Special Olympian loses daycare centre place as Taoiseach is criticised

AIDAN DOWNEY is preparing for the biggest day of his life when he will represent his country at the Special Olympics World Games on Saturday.

What he doesn't know is that because of a lack of funding, he has lost his place at a daycare centre for people with a disability.

Two of Aidan's friends on Team Ireland's basketball team have also lost their places at the centre and face an uncertain future.

As the 22-year-old departed for Leixlip yesterday to stay with a host family, Aidan's mother couldn't bring herself to tell him the bad news.

"It's such a blow, and totally unexpected. I think it's deplorable that this is happening to members of Team Ireland, and in the European Year of People with Disabilities. These are the people who are being attacked now and being shoved out into nowhere the most vulnerable people in society. It's just a disgrace," said Joan Downey.

Mrs Downey, who lives near Cashel, said her son had been attending Moorehaven Centre in Tipperary for the past three years. The family had been told he could attend classes for as long as he wished.

However, at a meeting last week with the centre management, she was informed the South Eastern Health Board did not have enough funding to cover his placement and he would have to leave Moorehaven on August 28.

Mrs Downey said management at the centre suggested Aidan, who has a mild intellectual disability, could find a part-time job, but she does not believe he would be able to cope outside the workshop environment.
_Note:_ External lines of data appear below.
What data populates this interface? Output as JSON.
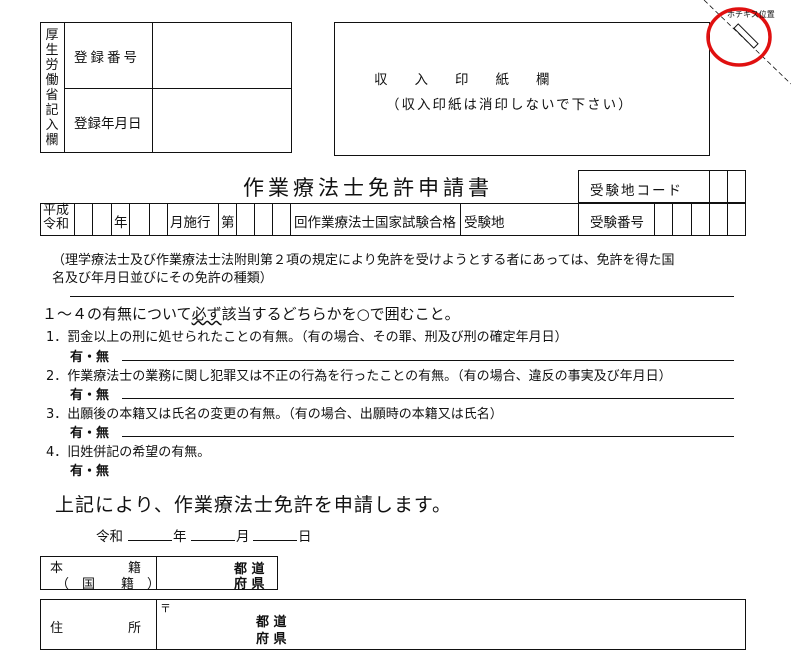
{
  "office": {
    "label": "厚生労働省記入欄",
    "reg_no_label": "登録番号",
    "reg_date_label": "登録年月日"
  },
  "stamp": {
    "line1": "収　　入　　印　　紙　　欄",
    "line2": "（収入印紙は消印しないで下さい）"
  },
  "staple": {
    "label": "ホチキス位置"
  },
  "form": {
    "title": "作業療法士免許申請書",
    "exam_site_code": "受験地コード"
  },
  "exam_row": {
    "era1": "平成",
    "era2": "令和",
    "year": "年",
    "month_exec": "月施行",
    "dai": "第",
    "exam_name": "回作業療法士国家試験合格",
    "exam_site": "受験地",
    "exam_number": "受験番号"
  },
  "note": {
    "line1": "（理学療法士及び作業療法士法附則第２項の規定により免許を受けようとする者にあっては、免許を得た国",
    "line2": "名及び年月日並びにその免許の種類）"
  },
  "questions": {
    "heading_prefix": "１～４の有無について",
    "heading_emph": "必ず",
    "heading_suffix": "該当するどちらかを○で囲むこと。",
    "answer": "有・無",
    "items": [
      "1．罰金以上の刑に処せられたことの有無。（有の場合、その罪、刑及び刑の確定年月日）",
      "2．作業療法士の業務に関し犯罪又は不正の行為を行ったことの有無。（有の場合、違反の事実及び年月日）",
      "3．出願後の本籍又は氏名の変更の有無。（有の場合、出願時の本籍又は氏名）",
      "4．旧姓併記の希望の有無。"
    ]
  },
  "apply": {
    "text": "上記により、作業療法士免許を申請します。"
  },
  "date": {
    "era": "令和",
    "year": "年",
    "month": "月",
    "day": "日"
  },
  "honseki": {
    "label1": "本　　　　　籍",
    "label2": "（　国　　籍　）",
    "pref1": "都 道",
    "pref2": "府 県"
  },
  "address": {
    "label": "住　　　　　所",
    "postal": "〒",
    "pref1": "都 道",
    "pref2": "府 県"
  }
}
"We know of other examples where lads have left the centre and later on their job has folded. Once they've left the centre they can't go back."
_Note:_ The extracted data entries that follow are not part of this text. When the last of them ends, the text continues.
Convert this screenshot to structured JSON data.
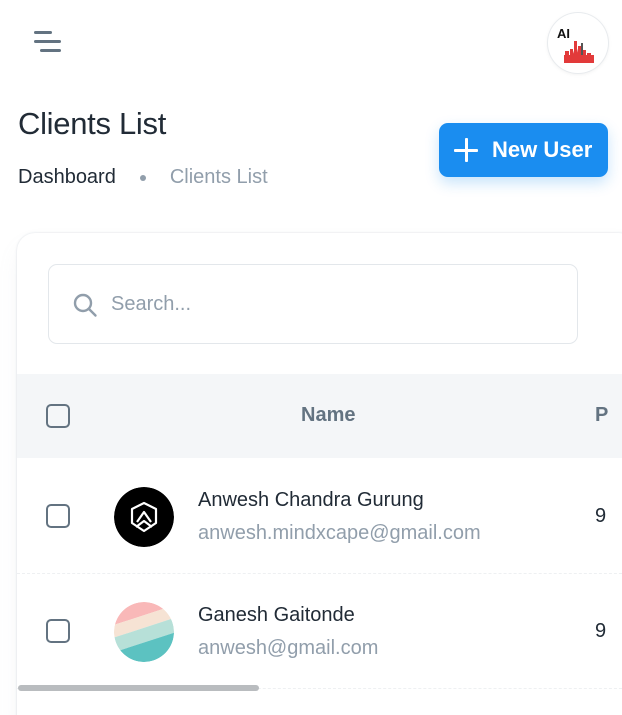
{
  "header": {
    "menu_icon": "menu-icon",
    "account": {
      "initials": "AI",
      "accent_color": "#e23a3a"
    }
  },
  "page": {
    "title": "Clients List",
    "breadcrumb": {
      "home": "Dashboard",
      "current": "Clients List"
    },
    "new_user_button": {
      "label": "New User",
      "icon": "plus-icon",
      "color": "#1a8df0"
    }
  },
  "table": {
    "search": {
      "placeholder": "Search...",
      "value": "",
      "icon": "search-icon"
    },
    "columns": {
      "name": "Name",
      "next_partial": "P"
    },
    "rows": [
      {
        "name": "Anwesh Chandra Gurung",
        "email": "anwesh.mindxcape@gmail.com",
        "next_partial": "9",
        "checked": false,
        "avatar": "mindxcape-logo-avatar"
      },
      {
        "name": "Ganesh Gaitonde",
        "email": "anwesh@gmail.com",
        "next_partial": "9",
        "checked": false,
        "avatar": "striped-pastel-avatar"
      }
    ]
  }
}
A spokesperson for the health board said it was not a matter of funding. She said the board always tries to find a placement best suited to the needs of the individual.

Deirdre Carroll, the general secretary of NAMHI, an umbrella group representing people with intellectual disabilities, said there was tragic irony in Aidan's story.
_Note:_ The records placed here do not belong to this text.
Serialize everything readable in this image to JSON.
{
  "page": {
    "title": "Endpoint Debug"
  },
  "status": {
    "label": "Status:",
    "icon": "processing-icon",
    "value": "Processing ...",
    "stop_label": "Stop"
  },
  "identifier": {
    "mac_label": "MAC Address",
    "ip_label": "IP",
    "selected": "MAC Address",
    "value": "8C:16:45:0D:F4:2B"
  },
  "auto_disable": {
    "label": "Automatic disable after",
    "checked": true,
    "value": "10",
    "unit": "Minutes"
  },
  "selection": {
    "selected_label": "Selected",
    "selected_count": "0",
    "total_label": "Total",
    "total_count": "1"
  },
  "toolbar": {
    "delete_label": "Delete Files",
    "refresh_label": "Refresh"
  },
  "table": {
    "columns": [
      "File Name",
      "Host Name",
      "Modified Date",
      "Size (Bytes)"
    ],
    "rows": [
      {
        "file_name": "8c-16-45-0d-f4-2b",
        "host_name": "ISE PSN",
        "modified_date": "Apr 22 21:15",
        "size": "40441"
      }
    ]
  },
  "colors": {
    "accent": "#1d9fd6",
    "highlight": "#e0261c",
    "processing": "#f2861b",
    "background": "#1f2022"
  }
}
"It's very ironic that this young man has a great opportunity to represent his country and be part of the glory of the World Games. But once it's over, he faces the prospect of being without a basic service to go to each day."

The spokesperson for the group Wake Up Call for Special Needs, called on Taoiseach Bertie Ahern to resign as European Year of People with Disabilities patron.

Addressing a meeting of Kerry County Council, Noreen Buckley criticised the Government's treatment of people with disabilities.

"The Taoiseach is fully prepared to bathe in the glory of being the first country to host the Special Olympics outside the United States. But what does he do for his own people?" Mrs Buckley said.